Kennan's approach was thus two-pronged: First, military power would be essential in pinning down the Soviet Union and protecting the American people and our allies from attack; second, final victory would come not through military power, but by nurturing alliances and by showing the world that a system based on freedom and capitalism was far more attractive than the brutality and repression offered by our Soviet challengers.

Today, a similar two-pronged approach is required to win the war on terror, as even influential members of the Bush administration claim to acknowledge. This too will be a long war, they say, possibly a war of generations. And "like the Cold War, the global war on terrorism is a war of ideas," observes Deputy Defense Secretary Paul Wolfowitz.

Unfortunately, though, Wolfowitz and others in the Bush administration have proved themselves mechanics, not gardeners, and incompetent mechanics at that. Infatuated with the unrivaled military power at their command, they fooled themselves into thinking that there was a shortcut to victory, that the war of ideas could be won more easily if our ideas were forced down the throats of others at gunpoint.
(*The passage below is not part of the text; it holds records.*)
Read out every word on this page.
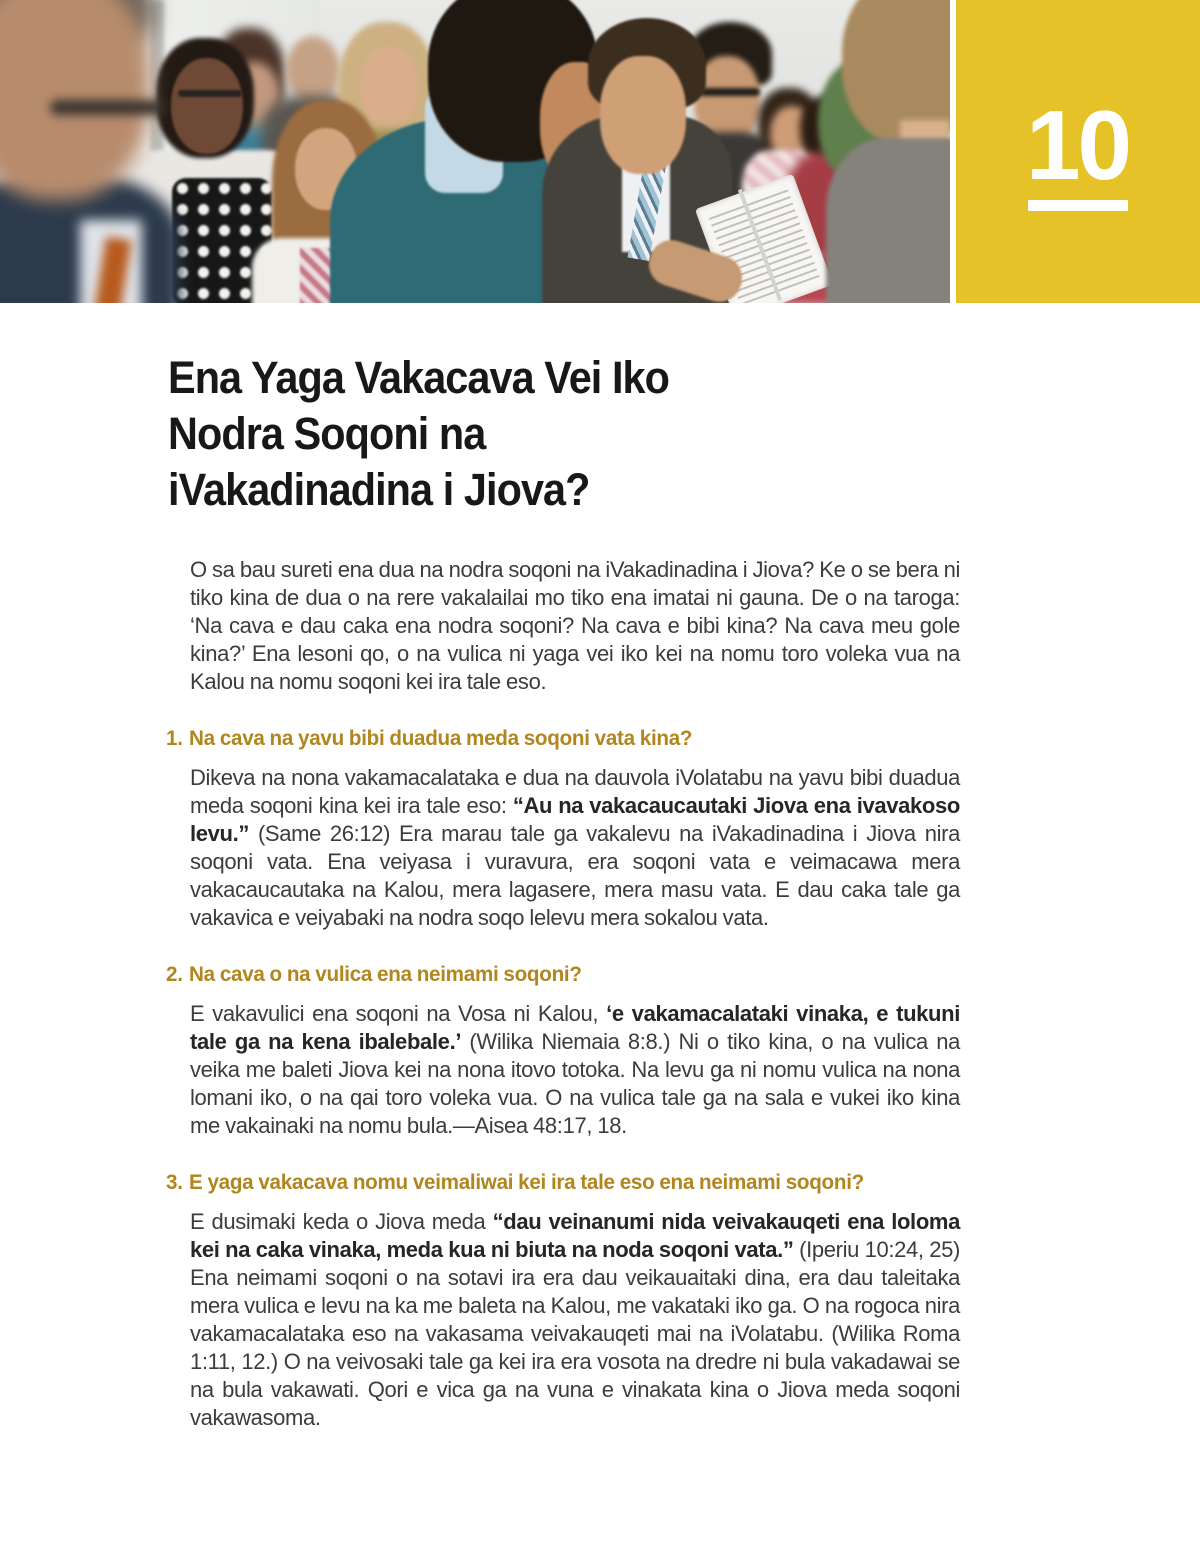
10
Ena Yaga Vakacava Vei Iko
Nodra Soqoni na
iVakadinadina i Jiova?

O sa bau sureti ena dua na nodra soqoni na iVakadinadina i Jiova? Ke o se bera ni tiko kina de dua o na rere vakalailai mo tiko ena imatai ni gauna. De o na taroga: ‘Na cava e dau caka ena nodra soqoni? Na cava e bibi kina? Na cava meu gole kina?’ Ena lesoni qo, o na vulica ni yaga vei iko kei na nomu toro voleka vua na Kalou na nomu soqoni kei ira tale eso.

1. Na cava na yavu bibi duadua meda soqoni vata kina?

Dikeva na nona vakamacalataka e dua na dauvola iVolatabu na yavu bibi duadua meda soqoni kina kei ira tale eso: “Au na vakacaucautaki Jiova ena ivavakoso levu.” (Same 26:12) Era marau tale ga vakalevu na iVakadinadina i Jiova nira soqoni vata. Ena veiyasa i vuravura, era soqoni vata e veimacawa mera vakacaucautaka na Kalou, mera lagasere, mera masu vata. E dau caka tale ga vakavica e veiyabaki na nodra soqo lelevu mera sokalou vata.

2. Na cava o na vulica ena neimami soqoni?

E vakavulici ena soqoni na Vosa ni Kalou, ‘e vakamacalataki vinaka, e tukuni tale ga na kena ibalebale.’ (Wilika Niemaia 8:8.) Ni o tiko kina, o na vulica na veika me baleti Jiova kei na nona itovo totoka. Na levu ga ni nomu vulica na nona lomani iko, o na qai toro voleka vua. O na vulica tale ga na sala e vukei iko kina me vakainaki na nomu bula.—Aisea 48:17, 18.

3. E yaga vakacava nomu veimaliwai kei ira tale eso ena neimami soqoni?

E dusimaki keda o Jiova meda “dau veinanumi nida veivakauqeti ena loloma kei na caka vinaka, meda kua ni biuta na noda soqoni vata.” (Iperiu 10:24, 25) Ena neimami soqoni o na sotavi ira era dau veikauaitaki dina, era dau taleitaka mera vulica e levu na ka me baleta na Kalou, me vakataki iko ga. O na rogoca nira vakamacalataka eso na vakasama veivakauqeti mai na iVolatabu. (Wilika Roma 1:11, 12.) O na veivosaki tale ga kei ira era vosota na dredre ni bula vakadawai se na bula vakawati. Qori e vica ga na vuna e vinakata kina o Jiova meda soqoni vakawasoma.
They believed that democracy could be installed, not nurtured, in the Middle East.

All but the most ardent in the administration now understand that they were wrong, that by invading Iraq under false pretenses they have undercut the image of American decency that ought to be our most powerful weapon against terror. But because they have created a myth among their supporters that this president, like the pope, is incapable of error, they cannot bring themselves to change their course.